The club is also inviting the public to attend a meet and greet on Saturday February 3 at the Tryon Depot at 5:30 p.m. “People can come by and meet the performers and vendors for the festival and learn about the Grown Man Club,” Green said. 

Green originally started the idea of the club, after experiencing communication difficulties with local police. “There is a re-education process that needs to happen on both sides, not only for those without color, but those of color as well,” he said. “People of color have been mistreated for so many years they have developed a complex of fear and anger. They need to re-learn how to trust.” 

He continued, saying that people not of color also need re-education.
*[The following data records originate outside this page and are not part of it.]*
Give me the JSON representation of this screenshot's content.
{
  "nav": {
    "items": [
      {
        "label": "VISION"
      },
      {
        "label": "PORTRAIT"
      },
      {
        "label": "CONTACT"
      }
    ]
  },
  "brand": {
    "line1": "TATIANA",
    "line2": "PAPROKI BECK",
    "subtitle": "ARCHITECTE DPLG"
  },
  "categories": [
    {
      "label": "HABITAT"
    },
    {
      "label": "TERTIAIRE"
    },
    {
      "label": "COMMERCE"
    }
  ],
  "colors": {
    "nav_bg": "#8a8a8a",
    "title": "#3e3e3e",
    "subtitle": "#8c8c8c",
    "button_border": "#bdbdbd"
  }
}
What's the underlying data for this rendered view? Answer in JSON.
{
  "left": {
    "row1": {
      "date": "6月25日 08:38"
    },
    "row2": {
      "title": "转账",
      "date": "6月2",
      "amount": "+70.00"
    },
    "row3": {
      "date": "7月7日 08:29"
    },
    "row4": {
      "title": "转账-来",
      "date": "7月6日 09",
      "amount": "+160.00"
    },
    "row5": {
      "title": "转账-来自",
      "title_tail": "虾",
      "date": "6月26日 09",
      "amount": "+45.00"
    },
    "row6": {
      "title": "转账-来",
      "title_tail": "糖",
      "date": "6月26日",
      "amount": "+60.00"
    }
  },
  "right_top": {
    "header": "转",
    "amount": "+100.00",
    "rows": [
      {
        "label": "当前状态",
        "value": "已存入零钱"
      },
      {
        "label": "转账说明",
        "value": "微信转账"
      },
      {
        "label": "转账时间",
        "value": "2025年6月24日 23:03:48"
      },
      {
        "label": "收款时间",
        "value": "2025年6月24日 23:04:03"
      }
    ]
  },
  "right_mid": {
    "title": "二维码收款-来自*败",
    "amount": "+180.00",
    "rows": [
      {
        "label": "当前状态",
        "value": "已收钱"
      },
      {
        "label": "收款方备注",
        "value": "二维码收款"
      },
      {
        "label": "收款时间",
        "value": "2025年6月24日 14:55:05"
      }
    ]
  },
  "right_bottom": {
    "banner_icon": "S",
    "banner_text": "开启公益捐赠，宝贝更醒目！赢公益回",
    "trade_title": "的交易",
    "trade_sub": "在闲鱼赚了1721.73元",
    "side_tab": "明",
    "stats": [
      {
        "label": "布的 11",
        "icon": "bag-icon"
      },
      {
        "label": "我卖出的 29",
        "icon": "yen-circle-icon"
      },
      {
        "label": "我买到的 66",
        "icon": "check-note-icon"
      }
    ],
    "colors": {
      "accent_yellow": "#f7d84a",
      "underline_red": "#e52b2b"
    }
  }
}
In Green’s opinion, during the time of slavery and the civil rights movement, people not of color were told they were better than someone else, just because of the color of their skin. “Think of the damaging effect that would have on someone,” he said. 

Originally from South Carolina, Green currently lives in Mill Spring and is a Structural Integrator and Movement Specialist in his business Myo Balancing Muscular Therapy in Charlotte.  

According to Green, the Grown Man Club is currently working with the African American Heritage Museum of Rutherford County and the National Alliance of Mental Illnesses (NAMI) to create awareness through the events and festivals in 2018. In addition to the February meet and greet and the African-Latino Festival, the club is sponsoring a 5K Mother’s Day run and a Men’s Empowerment Conference.  

Green hopes the club will become a strong advocate for African American, Hispanic and Latino men and youth in areas such as spiritual identity, political and social development, health and wellness, and economic empowerment.  

His inspiration for this comes from concern over the incarceration rate in the US. Green said according to the Equal Justice Initiative, with 2.2 million incarcerated, the US has the highest incarceration rate of any country in the world, and 60 percent of those incarcerated are racial and ethnic minorities. 

“There is an issue in the country that needs to be dealt with. I’m either a part of solution or part of problem,” Green said. “We’re [Grown Man Club] trying to instill into the men of this program a sense of maturity, clarity and change.”